Index(['SEQN', 'DPQ010', 'DPQ020', 'DPQ030', 'DPQ040', 'DPQ050', 'DPQ060',
       'DPQ070', 'DPQ080', 'DPQ090', 'DPQ100', 'SDDSRVYR', 'RIDSTATR',
       'RIAGENDR', 'RIDAGEYR', 'RIDAGEMN', 'RIDRETH1', 'RIDRETH3', 'RIDEXMON',
       'RIDEXAGM', 'DMQMILIZ', 'DMQADFC', 'DMDBORN4', 'DMDCITZN', 'DMDYRSUS',
       'DMDEDUC3', 'DMDEDUC2', 'DMDMARTL', 'RIDEXPRG', 'SIALANG', 'SIAPROXY',
       'SIAINTRP', 'FIALANG', 'FIAPROXY', 'FIAINTRP', 'MIALANG', 'MIAPROXY',
       'MIAINTRP', 'AIALANGA', 'DMDHHSIZ', 'DMDFMSIZ', 'DMDHHSZA', 'DMDHHSZB',
       'DMDHHSZE', 'DMDHRGND', 'DMDHRAGZ', 'DMDHREDZ', 'DMDHRMAZ', 'DMDHSEDZ',
       'WTINT2YR', 'WTMEC2YR', 'SDMVPSU', 'SDMVSTRA', 'INDHHIN2', 'INDFMIN2',
       'INDFMPIR', 'phq9_items_answered', 'phq9_total_score',
       'probable_depression', 'suicidal_ideation'],
      dtype='object')

### Step 6: Save Final Processed Dataset

To download Merged Dataset for further Analysis:

In [40]:
merged_dataset.to_csv("merged_cleaned_dataset_nb3.csv", index=False)

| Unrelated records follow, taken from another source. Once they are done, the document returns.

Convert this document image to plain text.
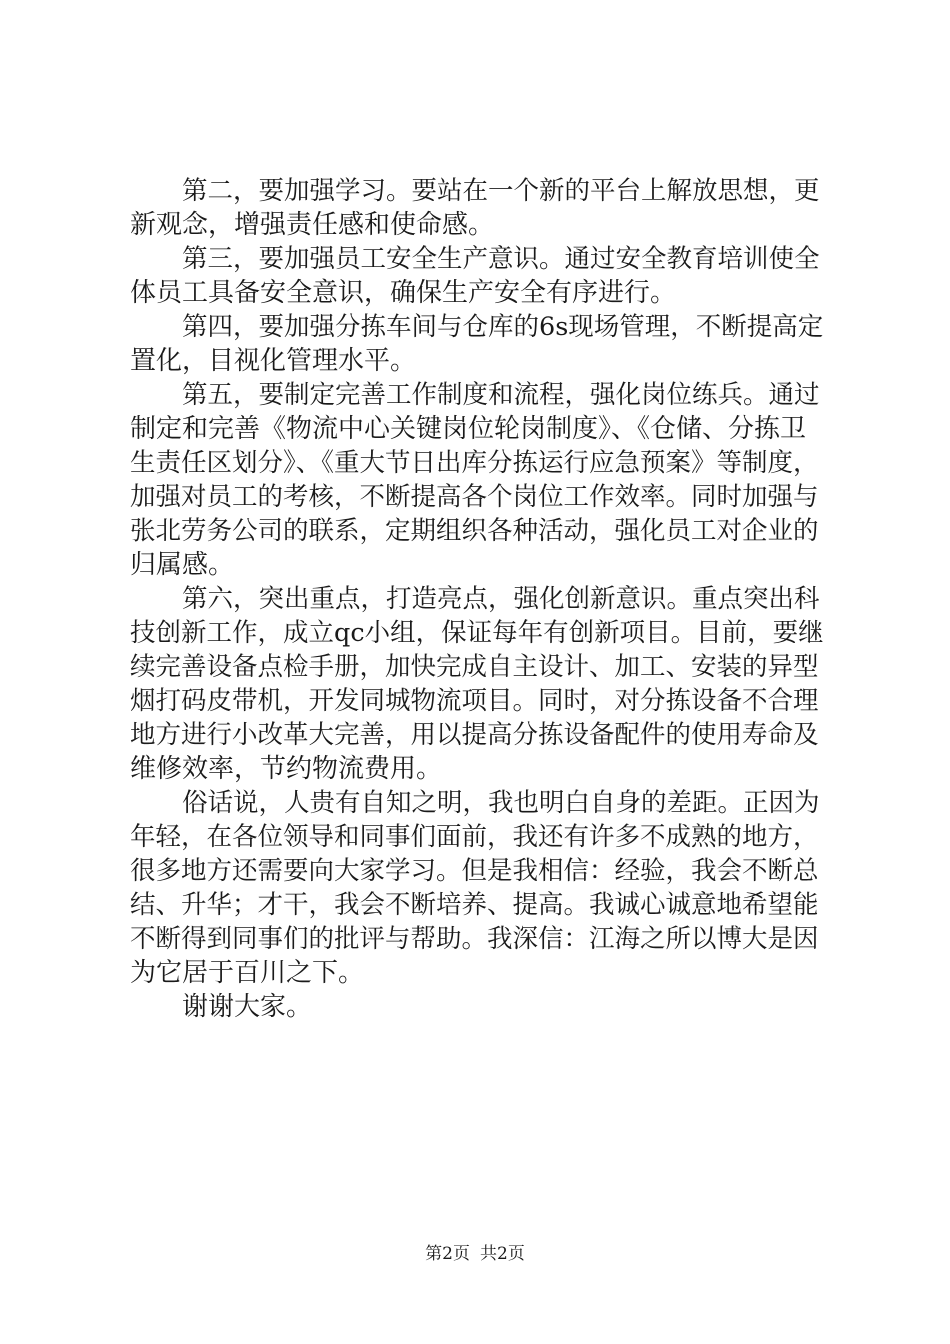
第二，要加强学习。要站在一个新的平台上解放思想，更
新观念，增强责任感和使命感。
第三，要加强员工安全生产意识。通过安全教育培训使全
体员工具备安全意识，确保生产安全有序进行。
第四，要加强分拣车间与仓库的6s现场管理，不断提高定
置化，目视化管理水平。
第五，要制定完善工作制度和流程，强化岗位练兵。通过
制定和完善《物流中心关键岗位轮岗制度》、《仓储、分拣卫
生责任区划分》、《重大节日出库分拣运行应急预案》等制度，
加强对员工的考核，不断提高各个岗位工作效率。同时加强与
张北劳务公司的联系，定期组织各种活动，强化员工对企业的
归属感。
第六，突出重点，打造亮点，强化创新意识。重点突出科
技创新工作，成立qc小组，保证每年有创新项目。目前，要继
续完善设备点检手册，加快完成自主设计、加工、安装的异型
烟打码皮带机，开发同城物流项目。同时，对分拣设备不合理
地方进行小改革大完善，用以提高分拣设备配件的使用寿命及
维修效率，节约物流费用。
俗话说，人贵有自知之明，我也明白自身的差距。正因为
年轻，在各位领导和同事们面前，我还有许多不成熟的地方，
很多地方还需要向大家学习。但是我相信：经验，我会不断总
结、升华；才干，我会不断培养、提高。我诚心诚意地希望能
不断得到同事们的批评与帮助。我深信：江海之所以博大是因
为它居于百川之下。
谢谢大家。
第2页 共2页
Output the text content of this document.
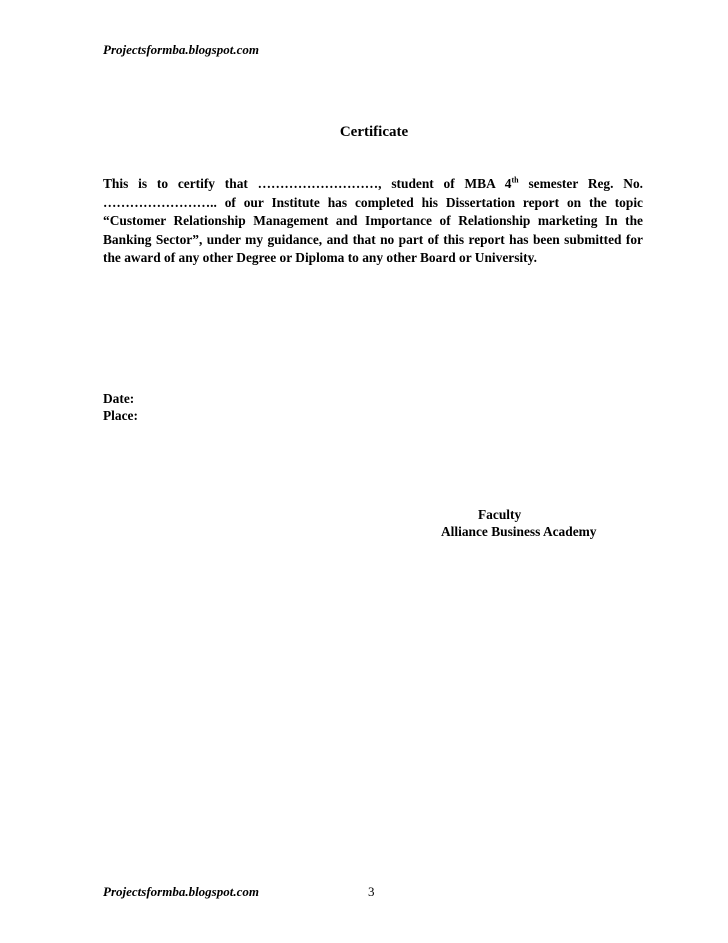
Projectsformba.blogspot.com
Certificate
This is to certify that ………………………, student of MBA 4th semester Reg. No. …………………….. of our Institute has completed his Dissertation report on the topic “Customer Relationship Management and Importance of Relationship marketing In the Banking Sector”, under my guidance, and that no part of this report has been submitted for the award of any other Degree or Diploma to any other Board or University.
Date:
Place:
Faculty
Alliance Business Academy
Projectsformba.blogspot.com	3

### Step 7: Interpretation

**Interpretation :**

After data cleaning, valid scores on the PHQ-9 total were available for 5,093 participants.

Of these, 461 participants scored 10 or higher, meeting the threshold for probable depression according to PHQ-9 scoring guidelines.

This represents an estimated prevalence of 9.05%, indicating that roughly one in every ten respondents may exhibit moderate to severe depressive symptoms.

In addition, 192 participants (about 3.77%) reported some level of suicidal ideation based on PHQ-9 item 9, highlighting an important subgroup that may require further clinical attention.

Most participants completed all nine PHQ-9 items. However, a number had missing responses, probably resulting from skipped questions or data entry omissions.

The total scores of the PHQ-9 ranged from 0 to 25, which is in the expected scoring range of 0–27.

No major anomalies were observed other than typical missingness, and overall, the dataset appears clean and suitable for further analysis.